The restaurant now cuts a classy presence on Livingston Street — you'd never know it was previously home to a procession of fast-food restaurants. That was the intention of partners Dean Benasillo (the owner of La Casa Formosa in Northvale) and Rocco Sicuranza, who did much of the demolition and designed some of the decor. Related by marriage, the two partners grew up in big Italian families that indulged in big Sunday dinners; Sicuranza fondly recalls lazy, pasta-heavy afternoons at his grandmother's that sometimes ended in him swiping a few leftover meatballs before leaving at night.
Now, they've created a 65-seat restaurant that feels classy and warm, complete with a full bar, wine specials, a raw bar and pizza oven. You sit on leather-looking banquettes, surrounded by textured maroon walls.
But your own personal space might not feel as luxurious: tables are set fairly close to one another, and aisles are pretty tight. Weaving my way through a busy dining room toward the exit was a challenge; I felt bad for the servers who were doing their best to squeeze between tables while juggling heavy plates.
Expect friendly service. Our waiter was enthusiastic though extremely inexperienced on a weekday, but we found a much more informed waitress on a Saturday evening.
Let's get this out of the way first — the dishes that made us want to bolt for another restaurant: three grilled baby octopus tentacles that presented a serious chore to chew ($18); a towering eggplant parmigiana that badly needed more sauce and less of a refrigerator burn ($16); a 12-inch margherita pizza with fresh mozzarella but a doughy crust ($10); and one of the nightly specials, a veal chop ($32) that bore such a blackened crust that I could not taste meat, just a burned flavor.
And now for the dishes that made us very happy: Sunday sauce packed with a meatball, braciole and sausage straight from Arthur Avenue, served with rigatoni ($18; all of the pasta served here is fresh, not dried, according to Sicuranza).
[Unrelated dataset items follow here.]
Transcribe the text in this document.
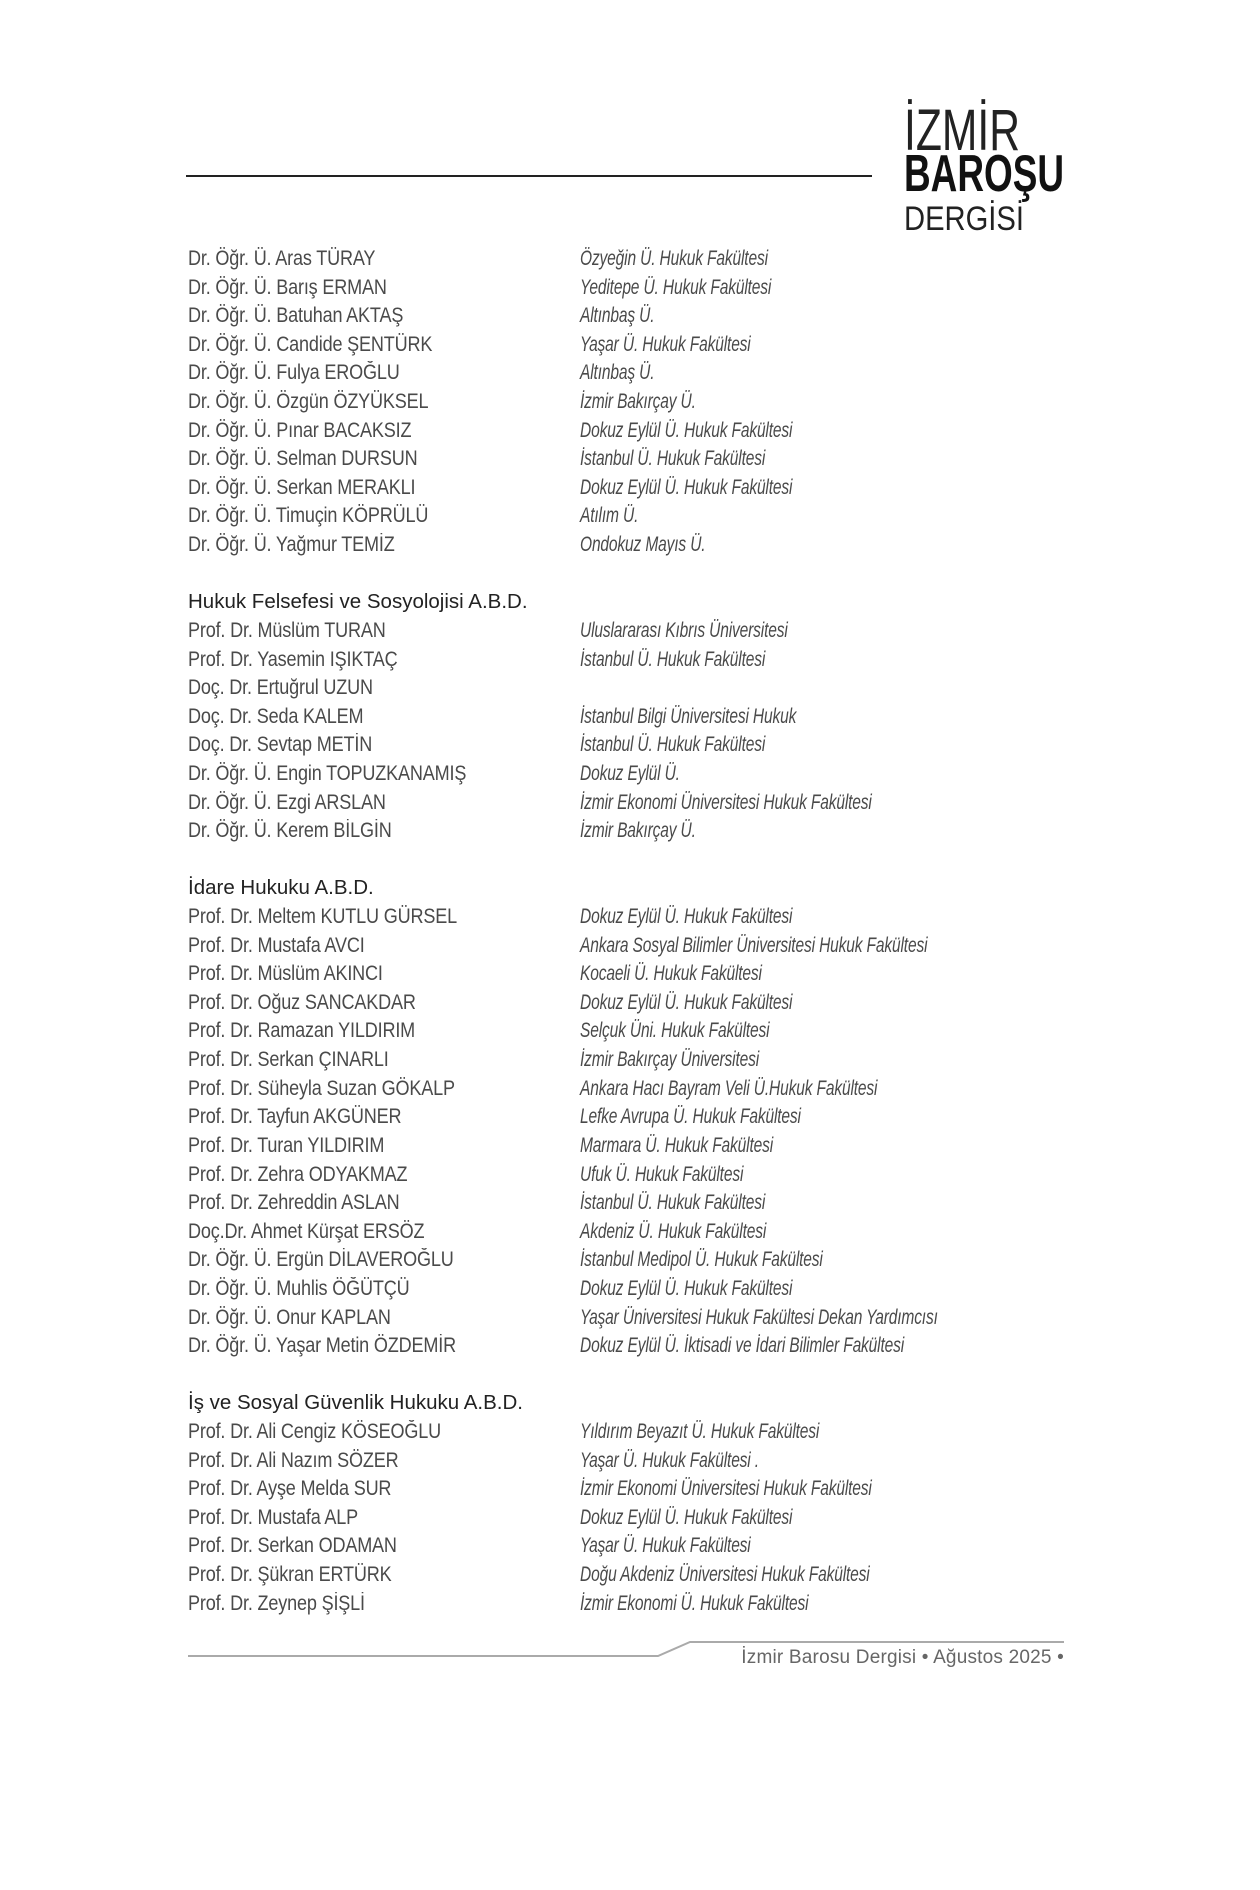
İZMİR
BAROŞU
DERGİSİ
Dr. Öğr. Ü. Aras TÜRAY	Özyeğin Ü. Hukuk Fakültesi
Dr. Öğr. Ü. Barış ERMAN	Yeditepe Ü. Hukuk Fakültesi
Dr. Öğr. Ü. Batuhan AKTAŞ	Altınbaş Ü.
Dr. Öğr. Ü. Candide ŞENTÜRK	Yaşar Ü. Hukuk Fakültesi
Dr. Öğr. Ü. Fulya EROĞLU	Altınbaş Ü.
Dr. Öğr. Ü. Özgün ÖZYÜKSEL	İzmir Bakırçay Ü.
Dr. Öğr. Ü. Pınar BACAKSIZ	Dokuz Eylül Ü. Hukuk Fakültesi
Dr. Öğr. Ü. Selman DURSUN	İstanbul Ü. Hukuk Fakültesi
Dr. Öğr. Ü. Serkan MERAKLI	Dokuz Eylül Ü. Hukuk Fakültesi
Dr. Öğr. Ü. Timuçin KÖPRÜLÜ	Atılım Ü.
Dr. Öğr. Ü. Yağmur TEMİZ	Ondokuz Mayıs Ü.
Hukuk Felsefesi ve Sosyolojisi A.B.D.
Prof. Dr. Müslüm TURAN	Uluslararası Kıbrıs Üniversitesi
Prof. Dr. Yasemin IŞIKTAÇ	İstanbul Ü. Hukuk Fakültesi
Doç. Dr. Ertuğrul UZUN
Doç. Dr. Seda KALEM	İstanbul Bilgi Üniversitesi Hukuk
Doç. Dr. Sevtap METİN	İstanbul Ü. Hukuk Fakültesi
Dr. Öğr. Ü. Engin TOPUZKANAMIŞ	Dokuz Eylül Ü.
Dr. Öğr. Ü. Ezgi ARSLAN	İzmir Ekonomi Üniversitesi Hukuk Fakültesi
Dr. Öğr. Ü. Kerem BİLGİN	İzmir Bakırçay Ü.
İdare Hukuku A.B.D.
Prof. Dr. Meltem KUTLU GÜRSEL	Dokuz Eylül Ü. Hukuk Fakültesi
Prof. Dr. Mustafa AVCI	Ankara Sosyal Bilimler Üniversitesi Hukuk Fakültesi
Prof. Dr. Müslüm AKINCI	Kocaeli Ü. Hukuk Fakültesi
Prof. Dr. Oğuz SANCAKDAR	Dokuz Eylül Ü. Hukuk Fakültesi
Prof. Dr. Ramazan YILDIRIM	Selçuk Üni. Hukuk Fakültesi
Prof. Dr. Serkan ÇINARLI	İzmir Bakırçay Üniversitesi
Prof. Dr. Süheyla Suzan GÖKALP	Ankara Hacı Bayram Veli Ü.Hukuk Fakültesi
Prof. Dr. Tayfun AKGÜNER	Lefke Avrupa Ü. Hukuk Fakültesi
Prof. Dr. Turan YILDIRIM	Marmara Ü. Hukuk Fakültesi
Prof. Dr. Zehra ODYAKMAZ	Ufuk Ü. Hukuk Fakültesi
Prof. Dr. Zehreddin ASLAN	İstanbul Ü. Hukuk Fakültesi
Doç.Dr. Ahmet Kürşat ERSÖZ	Akdeniz Ü. Hukuk Fakültesi
Dr. Öğr. Ü. Ergün DİLAVEROĞLU	İstanbul Medipol Ü. Hukuk Fakültesi
Dr. Öğr. Ü. Muhlis ÖĞÜTÇÜ	Dokuz Eylül Ü. Hukuk Fakültesi
Dr. Öğr. Ü. Onur KAPLAN	Yaşar Üniversitesi Hukuk Fakültesi Dekan Yardımcısı
Dr. Öğr. Ü. Yaşar Metin ÖZDEMİR	Dokuz Eylül Ü. İktisadi ve İdari Bilimler Fakültesi
İş ve Sosyal Güvenlik Hukuku A.B.D.
Prof. Dr. Ali Cengiz KÖSEOĞLU	Yıldırım Beyazıt Ü. Hukuk Fakültesi
Prof. Dr. Ali Nazım SÖZER	Yaşar Ü. Hukuk Fakültesi .
Prof. Dr. Ayşe Melda SUR	İzmir Ekonomi Üniversitesi Hukuk Fakültesi
Prof. Dr. Mustafa ALP	Dokuz Eylül Ü. Hukuk Fakültesi
Prof. Dr. Serkan ODAMAN	Yaşar Ü. Hukuk Fakültesi
Prof. Dr. Şükran ERTÜRK	Doğu Akdeniz Üniversitesi Hukuk Fakültesi
Prof. Dr. Zeynep ŞİŞLİ	İzmir Ekonomi Ü. Hukuk Fakültesi
İzmir Barosu Dergisi • Ağustos 2025 •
Fat, cheesy rice balls, topped with fresh ricotta ($10). Tender calamari ($13). The Tutti Giorni burger, topped with a fun combination of crispy pancetta, asiago, arugula and caramelized onions ($14).
Hang in there for dessert. You'll find a fudgy chocolate lava cake ($8), a flaky sfogliatelle scented with citrus ($7) and a classic tiramisù ($8): all fantastic. Most of the desserts here are not made in-house, but are still capable of redeeming any prior flaws in your meal.
Tutti Giorni **
530 Livingston St.
Food: Italian-American, with a big menu that varies in quality.
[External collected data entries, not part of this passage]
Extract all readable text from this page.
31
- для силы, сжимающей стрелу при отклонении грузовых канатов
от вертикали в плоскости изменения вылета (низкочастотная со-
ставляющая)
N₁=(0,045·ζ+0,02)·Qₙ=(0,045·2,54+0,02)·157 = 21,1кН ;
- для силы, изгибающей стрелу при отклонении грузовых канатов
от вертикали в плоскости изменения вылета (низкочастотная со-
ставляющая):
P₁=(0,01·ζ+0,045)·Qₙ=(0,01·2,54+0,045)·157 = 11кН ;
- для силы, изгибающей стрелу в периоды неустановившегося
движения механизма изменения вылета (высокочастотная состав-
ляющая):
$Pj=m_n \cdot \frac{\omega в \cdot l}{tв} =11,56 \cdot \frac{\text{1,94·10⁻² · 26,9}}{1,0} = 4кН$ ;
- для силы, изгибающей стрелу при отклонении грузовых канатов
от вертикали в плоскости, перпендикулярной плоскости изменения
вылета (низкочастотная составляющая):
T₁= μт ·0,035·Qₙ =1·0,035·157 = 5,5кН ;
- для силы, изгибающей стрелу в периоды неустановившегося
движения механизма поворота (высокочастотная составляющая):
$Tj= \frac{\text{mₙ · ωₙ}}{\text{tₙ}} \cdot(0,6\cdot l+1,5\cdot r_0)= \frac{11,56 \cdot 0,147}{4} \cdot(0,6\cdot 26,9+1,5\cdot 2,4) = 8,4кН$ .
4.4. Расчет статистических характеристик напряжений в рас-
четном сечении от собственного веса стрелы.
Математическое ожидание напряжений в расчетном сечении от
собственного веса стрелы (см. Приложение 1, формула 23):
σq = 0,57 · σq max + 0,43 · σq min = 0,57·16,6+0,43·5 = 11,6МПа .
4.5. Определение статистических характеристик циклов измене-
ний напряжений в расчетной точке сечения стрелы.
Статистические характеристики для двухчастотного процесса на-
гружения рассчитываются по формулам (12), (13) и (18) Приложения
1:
Ambience: Classy, renovated dining room crowded with tables.
Service: Casual, welcoming. Very amateur on one evening.
Value: Really depends on what you order. Fine for the better items. Appetizers $8 to $18, entrées $10 to $36 (lots of choices under $20).
Would be good for: Casual neighborhood dinner.
Less appropriate for: Destination dinner or anyone looking for lots of elbow room.
Recommended dishes: Rice ball "special," Sunday sauce, sfogliatelle, chocolate lava cake.
Hours: Lunch: noon to 2:30 p.m. Monday through Saturday. Dinner: 5 to 10 p.m. Monday through Wednesday, 5 to 11 p.m. Thursday through Saturday, 3 to 10 p.m. Sunday.
Liquor, wine: Full bar, mostly familiar wine list.
Noise level: Can be loud, even when the restaurant isn't full.
Credit cards: AE, D, MC, V.
Reservations: Accepted only for parties of four or more. Recommended for Friday and Saturday nights.
Accommodations for children: Menu, highchairs.
Dress: Neat casual.
Early-bird specials or deals: Three-course $9.95 lunch special.
Reviewed: April 27, 2012.
About the ratings
In determining ratings, each restaurant has been compared with others of the same type and level of ambition. Reviewers make at least two anonymous visits to a restaurant, and the newspaper always pays the tab.